Protection in peril for our endangered species again
"First it was necessary to civilize man in relation to man. Now it is necessary to civilize man in relation to nature and the animals."
If you’ve never read this quote before, you’ve been missing one of the most concise and eloquent historical analyses of the global environmental movement. My favorite word in this snippet? “Necessary.”
Yet we don’t all agree on Mr.
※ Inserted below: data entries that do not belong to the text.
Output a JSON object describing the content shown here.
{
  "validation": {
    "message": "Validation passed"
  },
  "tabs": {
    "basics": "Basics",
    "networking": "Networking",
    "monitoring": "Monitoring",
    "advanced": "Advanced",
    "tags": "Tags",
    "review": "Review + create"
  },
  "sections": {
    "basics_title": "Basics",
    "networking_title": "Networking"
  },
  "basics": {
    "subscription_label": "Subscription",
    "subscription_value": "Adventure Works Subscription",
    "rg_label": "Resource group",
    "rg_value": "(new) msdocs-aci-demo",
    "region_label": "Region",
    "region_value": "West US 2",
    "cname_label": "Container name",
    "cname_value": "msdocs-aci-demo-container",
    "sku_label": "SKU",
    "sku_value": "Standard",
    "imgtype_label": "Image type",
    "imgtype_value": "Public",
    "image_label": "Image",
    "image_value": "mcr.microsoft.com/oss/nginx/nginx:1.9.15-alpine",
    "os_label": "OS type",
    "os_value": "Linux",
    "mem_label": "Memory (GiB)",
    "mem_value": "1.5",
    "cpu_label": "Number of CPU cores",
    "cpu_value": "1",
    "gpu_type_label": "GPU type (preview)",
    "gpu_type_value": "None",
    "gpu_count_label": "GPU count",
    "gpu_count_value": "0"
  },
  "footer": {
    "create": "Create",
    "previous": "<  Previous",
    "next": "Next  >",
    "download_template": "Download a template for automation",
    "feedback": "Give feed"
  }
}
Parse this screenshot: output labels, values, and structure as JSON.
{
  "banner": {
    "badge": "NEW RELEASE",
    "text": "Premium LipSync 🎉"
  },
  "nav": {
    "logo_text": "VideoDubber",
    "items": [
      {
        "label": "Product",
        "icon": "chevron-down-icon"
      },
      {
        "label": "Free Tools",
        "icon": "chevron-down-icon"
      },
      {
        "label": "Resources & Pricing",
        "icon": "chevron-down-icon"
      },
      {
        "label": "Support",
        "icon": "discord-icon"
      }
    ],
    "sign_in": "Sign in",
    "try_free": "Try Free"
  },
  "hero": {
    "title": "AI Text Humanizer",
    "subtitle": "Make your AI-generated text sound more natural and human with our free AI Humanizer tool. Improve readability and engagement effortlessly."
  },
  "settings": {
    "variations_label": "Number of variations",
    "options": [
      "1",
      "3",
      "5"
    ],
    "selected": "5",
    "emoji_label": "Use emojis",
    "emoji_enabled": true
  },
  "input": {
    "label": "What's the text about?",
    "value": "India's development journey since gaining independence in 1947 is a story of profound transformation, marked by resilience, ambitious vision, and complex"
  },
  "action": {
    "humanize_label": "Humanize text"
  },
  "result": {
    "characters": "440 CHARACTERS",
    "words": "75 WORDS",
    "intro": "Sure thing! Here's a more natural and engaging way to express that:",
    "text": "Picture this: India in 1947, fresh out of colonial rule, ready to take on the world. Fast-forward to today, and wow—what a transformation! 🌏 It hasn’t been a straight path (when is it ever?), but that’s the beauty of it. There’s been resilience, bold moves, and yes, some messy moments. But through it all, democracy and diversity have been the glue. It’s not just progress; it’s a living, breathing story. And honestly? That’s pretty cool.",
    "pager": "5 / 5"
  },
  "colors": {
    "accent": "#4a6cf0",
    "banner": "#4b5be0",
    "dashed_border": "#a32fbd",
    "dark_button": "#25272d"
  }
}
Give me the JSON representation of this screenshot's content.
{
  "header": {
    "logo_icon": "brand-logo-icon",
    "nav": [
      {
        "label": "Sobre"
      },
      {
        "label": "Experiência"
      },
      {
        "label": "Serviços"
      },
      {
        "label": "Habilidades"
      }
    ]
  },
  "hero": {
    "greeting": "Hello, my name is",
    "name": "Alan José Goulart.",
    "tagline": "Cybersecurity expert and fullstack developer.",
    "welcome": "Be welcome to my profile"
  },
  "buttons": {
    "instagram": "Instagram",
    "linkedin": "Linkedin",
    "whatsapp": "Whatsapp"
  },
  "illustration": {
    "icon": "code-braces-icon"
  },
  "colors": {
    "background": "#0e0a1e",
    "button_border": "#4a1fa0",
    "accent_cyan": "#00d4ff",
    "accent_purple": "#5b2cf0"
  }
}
Hugo’s fine point.
Apparently our country’s current Presidential administration is numbered among its dissenters. (What the hell is she talking about now?) I’m referring to the recent leak of a draft of new changes to the Endangered Species Act planned by the executive branch of our government.
Now you may not deem this a worthy or particularly relevant topic for a pet blog but it’s also a vet blog (and it happens to be a tree-hugger’s blog, too) so you’ll occasionally be subjected to the occasional opinionated rant on the wider subject of stewardship for animals in general. So jcat, this one’s for you and your ilk…
If you read the New York Times, the LA Times or even Salon.com (they get extra kudos for breaking the story) you’ll read about the endangerment of the Endangered Species Act.
Now, Nixon may have been a tad rough around the edges but his administration achieved some very fine things, which include the ESA. Before the turn of the ‘seventies, threatened and endangered species only got special attention if the individual states where the species resided got together and decided it was a good idea. Nixon and his then-cronies thought states were too personally invested to make rational decisions on whether a black-footed ferret gets precedence over a highway (for instance).
It made a lot of sense then and still does today. The thinking was, an individual state (comprised disproportionately of citizens hankering for a highway, powerful property owners looking for the bucks and a collapsing construction industry looking to employ simple folk) might not make the best decision for the “freakin’ ferret.” Imagine that!
And “next thing you know we’ll be up to here with spotted owls!” (add gesticulations for emotional impact)
Remember that gem? I guess you can say Bush-the-former had no special sensitivity for bird-life—not when pitted against the Northwest’s powerful logging lobbyists. To be fair, the loggers had been losing for a long time. Their industry was (and still is) imperiled. They [understandably] sought the right to continue to log in the face of a dwindling owl population, whose niche was tied to the very trees they expected to cut to put food on their children’s tables. Damn owl! Damn Endangered Species Act! The owl won.
Since then, the Republican administration has been seeking to blunt the effects of the ESA. After all, they want to feed the children of farmers and loggers nationwide. Their approach? Allow dams to crowd out the habitats of endangered fish so farmers can have their water. Allow loggers to fell the owls’ trees so they can have their lumber. Allow miners to blast the mountains so they can have their ore. Shall I go on?
All politics is local. And that’s why the ESA will be emasculated if Bush-the-latter has his say. His solution? Let the states have more control. Let those affected make the decisions. Add new measures to the Act so it doesn’t endanger the livelihoods of our little people and doesn’t infringe on the rights of property owners.
Hearing the administration make its plea (as was attempted two years ago with a Republican legislature—for the record, it failed) you’d think the most vital afectees made sub-minimum wages and lacked for F-350’s and funds for college tuitions. Not so.
The most effective constituents? The property owners of large expanses ripe for highways. The wealthy land owners and contractors poised, tractors-a-ready, for that new dam to get built. The logging companies, flush with land-cash, if only they could continue to rape it as often as they’d like to.
No, we’re not really talking about the dispossessed, the destitute or the depressed. Sure, some of these will suffer. They’ll have to move. They’ll lose income over the spotted owl or some invisible “freakin’ frog.” I’m not insensitive. I understand what they might suffer.
But consider the alternative: a long, relentless trend towards destruction of the continent. Where would it end?
As one prominent attorney for property owners in California said, (and I paraphrase) extinction of a species will be limited to situations where power or water to a population becomes necessary. He means human populations, of course. He means when his clients might lose out if they can’t sell their hundred-acre plots of three-bedroom homes to the highest bidders because there’s no power or water to be had if his other clients can’t build dams and plants on their otherwise-“worthless” land.
I think Dante imagined a particular layer of Hell for people like this.
If you care about our animal populations, insignificantly flighty, froggy or fishy as they might seem, consider writing a letter to your congress-person. Consider posting a comment on an environmental blog. Consider sending ten bucks a month to your local (state) environmental group. Consider how your next favorite presidential candidate thinks on this and vote accordingly.